Выбрать главу

И опять неярко цвел холодный день с прозрачными далями, с чистым сиянием голубого небесного купола, с острым блеском соломенных ометов в полях. Даже неопытному глазу было видно, как редки эти ометы, и Василий Васильевич, выйдя проводить Митю и Азу за гумно, сказал, всматриваясь в пустынную ширь полей:

– Остудили мы землю, изодрали, искалечили. Не удобрена, не ухожена. За три года, что воюем, сюда и птичка с… не летала.

Было это сказано с такой горькой жалостью к земле, какая может быть только у человека, живущего землею, и крепкое словцо в выражении этого чувства было так естественно, что совсем не резануло слух.

С гумна было видно далеко окрест. Сквозь толчею золотистой изморози в воздухе на горизонте проступали высокие песчаные обрывы берегов Оки, до которой отсюда было километров тридцать. Постояли, помолчали, вдыхая полной грудью колючую предзимнюю свежесть, и разошлись. Василий Васильевич оглядывался, махал рукавицей, потом крикнул что-то, прежде чем свернуть за сараи, но слов его уже нельзя было разобрать.

– Живи, Василич! – ответил ему Митя.

XXIV

В цепи воспоминаний тот день как бы стоял на грани былого и настоящего. За ним начиналась череда дней и событий, приведших Митю на ту опушку соснового бора, где, зачарованный минутой тишины, лежал он в окопчике, глядя на скупую россыпь звезд июльской ночи.

Когда его уже призвали в армию, остригли наголо и он, дожидаясь отправки на фронт, все еще продолжал ходить в школу, чтобы продлить ставшую вдруг такой привычно-близкой школьную жизнь, в класс однажды вошел Фюзис, зелено-серый с воскресного похмелья, и, глядя через слезу на стриженые головы своих питомцев, держал длинную речь.

– Вы еще придете ко мне доучиваться после войны, – сказал он между прочим.

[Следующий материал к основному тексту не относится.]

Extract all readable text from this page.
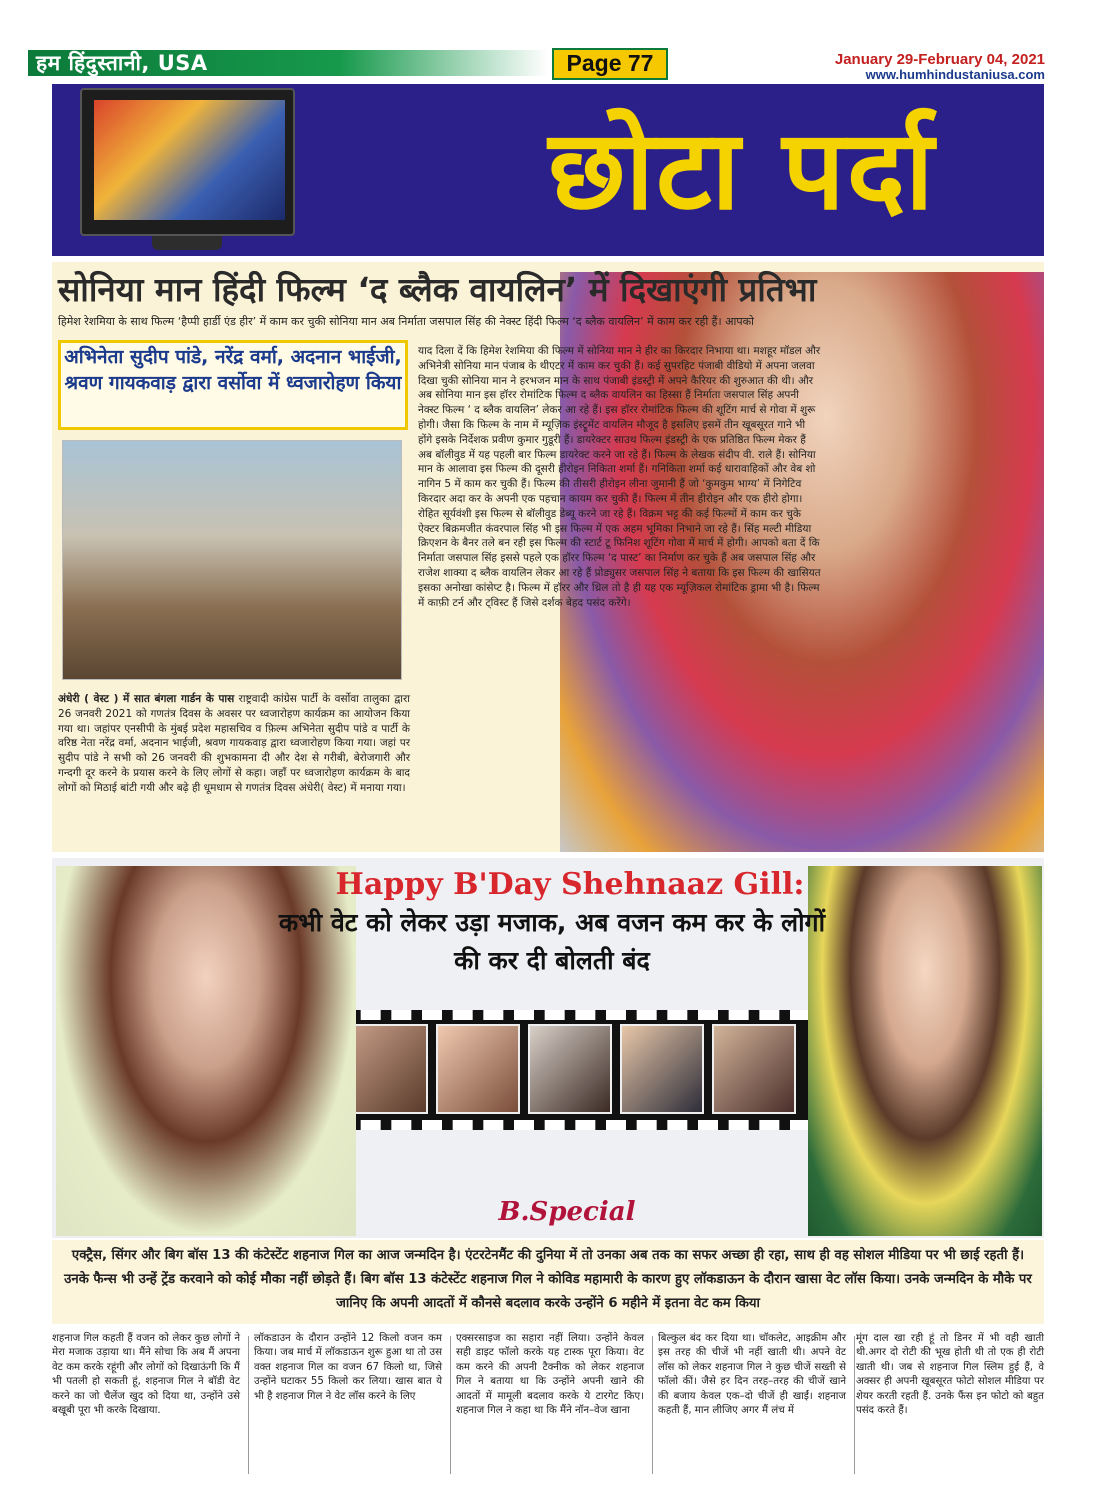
हम हिंदुस्तानी, USA	Page 77	January 29-February 04, 2021
www.humhindustaniusa.com
छोटा पर्दा
सोनिया मान हिंदी फिल्म ‘द ब्लैक वायलिन’ में दिखाएंगी प्रतिभा
हिमेश रेशमिया के साथ फिल्म ‘हैप्पी हार्डी एंड हीर’ में काम कर चुकी सोनिया मान अब निर्माता जसपाल सिंह की नेक्स्ट हिंदी फिल्म ‘द ब्लैक वायलिन’ में काम कर रही हैं। आपको
अभिनेता सुदीप पांडे, नरेंद्र वर्मा, अदनान भाईजी, श्रवण गायकवाड़ द्वारा वर्सोवा में ध्वजारोहण किया
अंधेरी ( वेस्ट ) में सात बंगला गार्डन के पास राष्ट्रवादी कांग्रेस पार्टी के वर्सोवा तालुका द्वारा 26 जनवरी 2021 को गणतंत्र दिवस के अवसर पर ध्वजारोहण कार्यक्रम का आयोजन किया गया था। जहांपर एनसीपी के मुंबई प्रदेश महासचिव व फ़िल्म अभिनेता सुदीप पांडे व पार्टी के वरिष्ठ नेता नरेंद्र वर्मा, अदनान भाईजी, श्रवण गायकवाड़ द्वारा ध्वजारोहण किया गया। जहां पर सुदीप पांडे ने सभी को 26 जनवरी की शुभकामना दी और देश से गरीबी, बेरोजगारी और गन्दगी दूर करने के प्रयास करने के लिए लोगों से कहा। जहाँ पर ध्वजारोहण कार्यक्रम के बाद लोगों को मिठाई बांटी गयी और बढ़े ही धूमधाम से गणतंत्र दिवस अंधेरी( वेस्ट) में मनाया गया।
याद दिला दें कि हिमेश रेशमिया की फिल्म में सोनिया मान ने हीर का किरदार निभाया था। मशहूर मॉडल और अभिनेत्री सोनिया मान पंजाब के थीएटर में काम कर चुकी हैं। कई सुपरहिट पंजाबी वीडियो में अपना जलवा दिखा चुकी सोनिया मान ने हरभजन मान के साथ पंजाबी इंडस्ट्री में अपने कैरियर की शुरुआत की थी। और अब सोनिया मान इस हॉरर रोमांटिक फिल्म द ब्लैक वायलिन का हिस्सा हैं निर्माता जसपाल सिंह अपनी नेक्स्ट फिल्म ‘ द ब्लैक वायलिन’ लेकर आ रहे हैं। इस हॉरर रोमांटिक फिल्म की शूटिंग मार्च से गोवा में शुरू होगी। जैसा कि फिल्म के नाम में म्यूज़िक इंस्ट्रूमेंट वायलिन मौजूद है इसलिए इसमें तीन खूबसूरत गाने भी होंगे इसके निर्देशक प्रवीण कुमार गुडूरी हैं। डायरेक्टर साउथ फिल्म इंडस्ट्री के एक प्रतिष्ठित फिल्म मेकर हैं अब बॉलीवुड में यह पहली बार फिल्म डायरेक्ट करने जा रहे हैं। फिल्म के लेखक संदीप वी. राले हैं। सोनिया मान के आलावा इस फिल्म की दूसरी हीरोइन निकिता शर्मा हैं। गनिकिता शर्मा कई धारावाहिकों और वेब शो नागिन 5 में काम कर चुकी हैं। फिल्म की तीसरी हीरोइन लीना जुमानी हैं जो ‘कुमकुम भाग्य’ में निगेटिव किरदार अदा कर के अपनी एक पहचान कायम कर चुकी हैं। फिल्म में तीन हीरोइन और एक हीरो होगा। रोहित सूर्यवंशी इस फिल्म से बॉलीवुड डेब्यू करने जा रहे हैं। विक्रम भट्ट की कई फिल्मों में काम कर चुके ऐक्टर बिक्रमजीत कंवरपाल सिंह भी इस फिल्म में एक अहम भूमिका निभाने जा रहे हैं। सिंह मल्टी मीडिया क्रिएशन के बैनर तले बन रही इस फिल्म की स्टार्ट टू फिनिश शूटिंग गोवा में मार्च में होगी। आपको बता दें कि निर्माता जसपाल सिंह इससे पहले एक हॉरर फिल्म ‘द पास्ट’ का निर्माण कर चुके हैं अब जसपाल सिंह और राजेश शाक्या द ब्लैक वायलिन लेकर आ रहे हैं प्रोड्युसर जसपाल सिंह ने बताया कि इस फिल्म की खासियत इसका अनोखा कांसेप्ट है। फिल्म में हॉरर और थ्रिल तो है ही यह एक म्यूज़िकल रोमांटिक ड्रामा भी है। फिल्म में काफ़ी टर्न और ट्विस्ट हैं जिसे दर्शक बेहद पसंद करेंगे।
Happy B'Day Shehnaaz Gill:
कभी वेट को लेकर उड़ा मजाक, अब वजन कम कर के लोगों की कर दी बोलती बंद
B.Special
एक्ट्रैस, सिंगर और बिग बॉस 13 की कंटेस्टेंट शहनाज गिल का आज जन्मदिन है। एंटरटेनमैंट की दुनिया में तो उनका अब तक का सफर अच्छा ही रहा, साथ ही वह सोशल मीडिया पर भी छाई रहती हैं। उनके फैन्स भी उन्हें ट्रेंड करवाने को कोई मौका नहीं छोड़ते हैं। बिग बॉस 13 कंटेस्टेंट शहनाज गिल ने कोविड महामारी के कारण हुए लॉकडाऊन के दौरान खासा वेट लॉस किया। उनके जन्मदिन के मौके पर जानिए कि अपनी आदतों में कौनसे बदलाव करके उन्होंने 6 महीने में इतना वेट कम किया
शहनाज गिल कहती हैं वजन को लेकर कुछ लोगों ने मेरा मजाक उड़ाया था। मैंने सोचा कि अब मैं अपना वेट कम करके रहूंगी और लोगों को दिखाऊंगी कि मैं भी पतली हो सकती हूं, शहनाज गिल ने बॉडी वेट करने का जो चैलेंज खुद को दिया था, उन्होंने उसे बखूबी पूरा भी करके दिखाया.
लॉकडाउन के दौरान उन्होंने 12 किलो वजन कम किया। जब मार्च में लॉकडाऊन शुरू हुआ था तो उस वक्त शहनाज गिल का वजन 67 किलो था, जिसे उन्होंने घटाकर 55 किलो कर लिया। खास बात ये भी है शहनाज गिल ने वेट लॉस करने के लिए
एक्सरसाइज का सहारा नहीं लिया। उन्होंने केवल सही डाइट फॉलो करके यह टास्क पूरा किया। वेट कम करने की अपनी टैक्नीक को लेकर शहनाज गिल ने बताया था कि उन्होंने अपनी खाने की आदतों में मामूली बदलाव करके ये टारगेट किए। शहनाज गिल ने कहा था कि मैंने नॉन–वेज खाना
बिल्कुल बंद कर दिया था। चॉकलेट, आइक्रीम और इस तरह की चीजें भी नहीं खाती थी। अपने वेट लॉस को लेकर शहनाज गिल ने कुछ चीजें सख्ती से फॉलो कीं। जैसे हर दिन तरह–तरह की चीजें खाने की बजाय केवल एक–दो चीजें ही खाईं। शहनाज कहती हैं, मान लीजिए अगर मैं लंच में
मूंग दाल खा रही हूं तो डिनर में भी वही खाती थी.अगर दो रोटी की भूख होती थी तो एक ही रोटी खाती थी। जब से शहनाज गिल स्लिम हुई हैं, वे अक्सर ही अपनी खूबसूरत फोटो सोशल मीडिया पर शेयर करती रहती हैं. उनके फैंस इन फोटो को बहुत पसंद करते हैं।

Его слушали с насмешливо-снисходительными улыбками. То ли по молодости, с которой смерть кажется такой несовместимой, то ли по легкомыслию, с которым так совместима молодость, никто не верил, что именно его могут убить в этой войне, уже перемоловшей столько жизней. Не верил и Митя. В последнюю ночь перед отъездом он не мог уснуть, поднял на окне рулон маскировочной бумаги и, глядя на освещенные луной заснеженные крыши, на темные провалы теней между ними, вдруг услышал, как в соседней комнате громким шепотом молилась бабушка. Она молилась за него. «Господи Иисусе Христе, боже наш, смиренно молю тебя, владыко пресвятой, рабу твоему Димитрию твоей благодатью споспешествуй и ангела-хранителя и наставника поели, сохраняюща и избавляюща его от всякого злого обстояния видимых и невидимых врагов, мирно же благополучно и здраво препровождающа и паки цело и безмятежно возвращающа…» В ангела-хранителя Митя, конечно, не верил, он со спокойной и осознанной верой чувствовал, что любовью близких людей и своей любовью к ним он прочно утвержден на земле. «Какой непростительной глупостью, – писала ему Аза, – каким ничтожным предрассудком кажется мне теперь стыд, удержавший меня тогда иметь твоего ребенка. Сейчас бы я глядела в его глаза, твои глаза, и видела бы в них любовь, выше и значительней которой нет ничего…»

Ночь была на исходе. В предрассветный час, как это всегда бывает, сгустилась темнота, и на небе проступили новые звезды, терявшие до сей поры свой слабый свет в пути через Вселенную.

По окопам передали приказ: «Короткими перебежками вперед. Сигнал – хлопок в ладоши».

И когда взорвался в тишине этот едва различимый слухом хлопок, Митя вскочил на ноги и, остановив на глубоком вдохе дыхание, чувствуя в себе такой запас молодой, упругой, послушной силы, что бежал бы и бежал, охлестывая сапогами венчики ромашек, рванулся вперед.

Через, несколько шагов он упадет, раскинув руки, на истерзанную грудь земли, чтобы не подняться с нее никогда.